Methinks the Turk should licence diurnals because he prohibits learning
and books. A library of diurnals is a wardrobe of frippery; 'tis a just
idea of a Limbo of the infants. I saw one once that could write with his
toes, by the same token I could have wished he had worn his copies for
socks; 'tis he without doubt from whom the diurnals derive their
pedigree, and they have a birthright accordingly, being shuffled out at
the bed's feet of history. To what infinite numbers an historian would
multiply should he crumble into elves of this profession? To supply this
smallness they are fain to join forces, so they are not singly but as
the custom is in a croaking committee. They tug at the pen like slaves
at the oar, a whole bank together; they write in the posture that the
Swedes gave fire in, over one another's heads. It is said there is more
of them go to a suit of clothes than to a _Britannicus;_ in this
polygamy the clothes breed and cannot determine whose issue is
lawfully begotten.
And here I think it were not amiss to take a particular how he is
accoutred, and so do by him as he in his Siquis for the wall-eyed mare,
or the crop flea-bitten, give you the marks of the beast. I begin with
his head, which is ever in clouts, as if the nightcap should make
affidavit that the brain was pregnant.
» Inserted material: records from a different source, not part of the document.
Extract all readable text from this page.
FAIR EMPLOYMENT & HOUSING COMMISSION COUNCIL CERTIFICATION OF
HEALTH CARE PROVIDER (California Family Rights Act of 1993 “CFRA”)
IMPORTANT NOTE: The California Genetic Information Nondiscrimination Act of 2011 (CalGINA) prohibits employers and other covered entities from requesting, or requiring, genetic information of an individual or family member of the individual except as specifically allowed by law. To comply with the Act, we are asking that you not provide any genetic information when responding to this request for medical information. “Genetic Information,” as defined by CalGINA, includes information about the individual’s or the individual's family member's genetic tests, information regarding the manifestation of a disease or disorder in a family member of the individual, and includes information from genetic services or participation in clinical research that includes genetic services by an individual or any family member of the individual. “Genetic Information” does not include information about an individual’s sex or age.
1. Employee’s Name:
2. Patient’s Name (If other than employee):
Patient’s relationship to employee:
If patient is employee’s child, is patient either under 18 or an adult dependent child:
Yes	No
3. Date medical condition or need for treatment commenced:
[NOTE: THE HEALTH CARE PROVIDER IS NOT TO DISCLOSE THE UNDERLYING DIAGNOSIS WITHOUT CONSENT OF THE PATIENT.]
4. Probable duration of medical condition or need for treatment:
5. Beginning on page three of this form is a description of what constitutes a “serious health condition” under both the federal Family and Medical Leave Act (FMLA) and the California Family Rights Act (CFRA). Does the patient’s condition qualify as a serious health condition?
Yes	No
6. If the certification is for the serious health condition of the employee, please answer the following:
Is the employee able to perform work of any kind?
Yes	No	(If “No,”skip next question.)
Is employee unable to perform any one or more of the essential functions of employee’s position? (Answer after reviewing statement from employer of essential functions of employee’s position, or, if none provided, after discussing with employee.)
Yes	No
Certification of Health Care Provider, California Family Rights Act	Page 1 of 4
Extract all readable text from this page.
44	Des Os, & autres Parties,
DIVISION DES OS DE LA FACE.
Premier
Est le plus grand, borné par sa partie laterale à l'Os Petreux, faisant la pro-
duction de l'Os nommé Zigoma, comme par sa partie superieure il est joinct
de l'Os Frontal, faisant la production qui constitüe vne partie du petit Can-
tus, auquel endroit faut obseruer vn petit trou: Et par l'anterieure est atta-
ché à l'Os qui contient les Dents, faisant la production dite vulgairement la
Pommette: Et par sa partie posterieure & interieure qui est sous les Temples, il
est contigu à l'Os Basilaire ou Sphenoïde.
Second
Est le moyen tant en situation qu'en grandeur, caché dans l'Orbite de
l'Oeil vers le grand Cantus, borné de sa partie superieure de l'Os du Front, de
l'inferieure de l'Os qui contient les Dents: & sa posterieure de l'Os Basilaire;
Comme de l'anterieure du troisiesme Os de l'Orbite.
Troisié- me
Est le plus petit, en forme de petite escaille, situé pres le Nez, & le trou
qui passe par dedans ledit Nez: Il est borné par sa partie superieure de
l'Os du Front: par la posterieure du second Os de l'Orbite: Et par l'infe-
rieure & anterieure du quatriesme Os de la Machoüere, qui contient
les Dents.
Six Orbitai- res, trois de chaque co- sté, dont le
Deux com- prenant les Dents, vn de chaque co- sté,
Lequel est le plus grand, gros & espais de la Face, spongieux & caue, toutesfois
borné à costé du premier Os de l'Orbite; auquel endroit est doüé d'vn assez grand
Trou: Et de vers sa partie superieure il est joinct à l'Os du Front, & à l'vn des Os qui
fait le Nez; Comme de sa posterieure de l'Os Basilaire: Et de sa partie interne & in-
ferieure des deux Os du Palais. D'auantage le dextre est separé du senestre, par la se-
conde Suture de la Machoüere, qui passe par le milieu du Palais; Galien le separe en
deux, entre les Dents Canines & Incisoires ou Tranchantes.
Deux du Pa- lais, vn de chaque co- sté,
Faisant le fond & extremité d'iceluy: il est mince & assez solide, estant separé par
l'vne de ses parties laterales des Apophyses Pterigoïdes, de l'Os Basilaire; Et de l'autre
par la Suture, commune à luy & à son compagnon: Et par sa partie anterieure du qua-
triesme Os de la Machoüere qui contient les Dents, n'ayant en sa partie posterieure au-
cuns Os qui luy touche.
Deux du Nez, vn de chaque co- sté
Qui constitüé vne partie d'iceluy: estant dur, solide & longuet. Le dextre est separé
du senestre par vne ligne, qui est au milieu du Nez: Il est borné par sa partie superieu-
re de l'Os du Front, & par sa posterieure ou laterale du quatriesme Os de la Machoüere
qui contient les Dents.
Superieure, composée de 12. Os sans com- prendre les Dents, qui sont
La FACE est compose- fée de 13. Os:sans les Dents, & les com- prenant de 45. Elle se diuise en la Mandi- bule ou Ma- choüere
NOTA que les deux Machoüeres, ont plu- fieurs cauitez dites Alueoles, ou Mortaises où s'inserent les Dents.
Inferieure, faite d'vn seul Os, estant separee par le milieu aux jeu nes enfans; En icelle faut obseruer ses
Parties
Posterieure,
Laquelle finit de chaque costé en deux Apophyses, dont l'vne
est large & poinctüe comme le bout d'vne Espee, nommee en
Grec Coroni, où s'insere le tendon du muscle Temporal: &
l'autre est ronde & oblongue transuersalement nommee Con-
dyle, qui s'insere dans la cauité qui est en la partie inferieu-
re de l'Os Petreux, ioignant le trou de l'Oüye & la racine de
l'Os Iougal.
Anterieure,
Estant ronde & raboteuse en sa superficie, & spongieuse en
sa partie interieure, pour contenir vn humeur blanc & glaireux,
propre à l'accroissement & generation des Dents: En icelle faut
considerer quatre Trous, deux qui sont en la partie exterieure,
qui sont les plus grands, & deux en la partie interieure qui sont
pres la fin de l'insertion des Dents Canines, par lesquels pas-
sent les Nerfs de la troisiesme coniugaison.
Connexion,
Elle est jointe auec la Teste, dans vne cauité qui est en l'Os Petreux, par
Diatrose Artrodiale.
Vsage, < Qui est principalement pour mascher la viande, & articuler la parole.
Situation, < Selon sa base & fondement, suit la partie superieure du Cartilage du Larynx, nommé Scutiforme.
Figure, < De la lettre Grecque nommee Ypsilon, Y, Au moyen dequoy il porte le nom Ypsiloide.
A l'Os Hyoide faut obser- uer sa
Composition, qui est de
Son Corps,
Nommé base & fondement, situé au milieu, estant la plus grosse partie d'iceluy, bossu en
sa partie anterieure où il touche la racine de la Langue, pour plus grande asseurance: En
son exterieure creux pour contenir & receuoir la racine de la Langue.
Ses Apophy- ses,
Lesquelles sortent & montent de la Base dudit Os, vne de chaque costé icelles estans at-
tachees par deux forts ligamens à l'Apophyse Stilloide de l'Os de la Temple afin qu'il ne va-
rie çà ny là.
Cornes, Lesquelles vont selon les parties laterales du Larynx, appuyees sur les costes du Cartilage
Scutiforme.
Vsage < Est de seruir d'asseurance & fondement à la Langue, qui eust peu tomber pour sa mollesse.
To what purpose doth the _Pia
Mater_ lie in so dully in her white formalities; sure she hath had hard
labour, for the brows have squeezed for it, as you may perceive by his
buttered bon-grace that film of a demicastor; 'tis so thin and unctuous
that the sunbeams mistake it for a vapour, and are like to cap him; so
it is right heliotrope, it creaks in the shine and flaps in the shade;
whatever it be I wish it were able to call in his ears.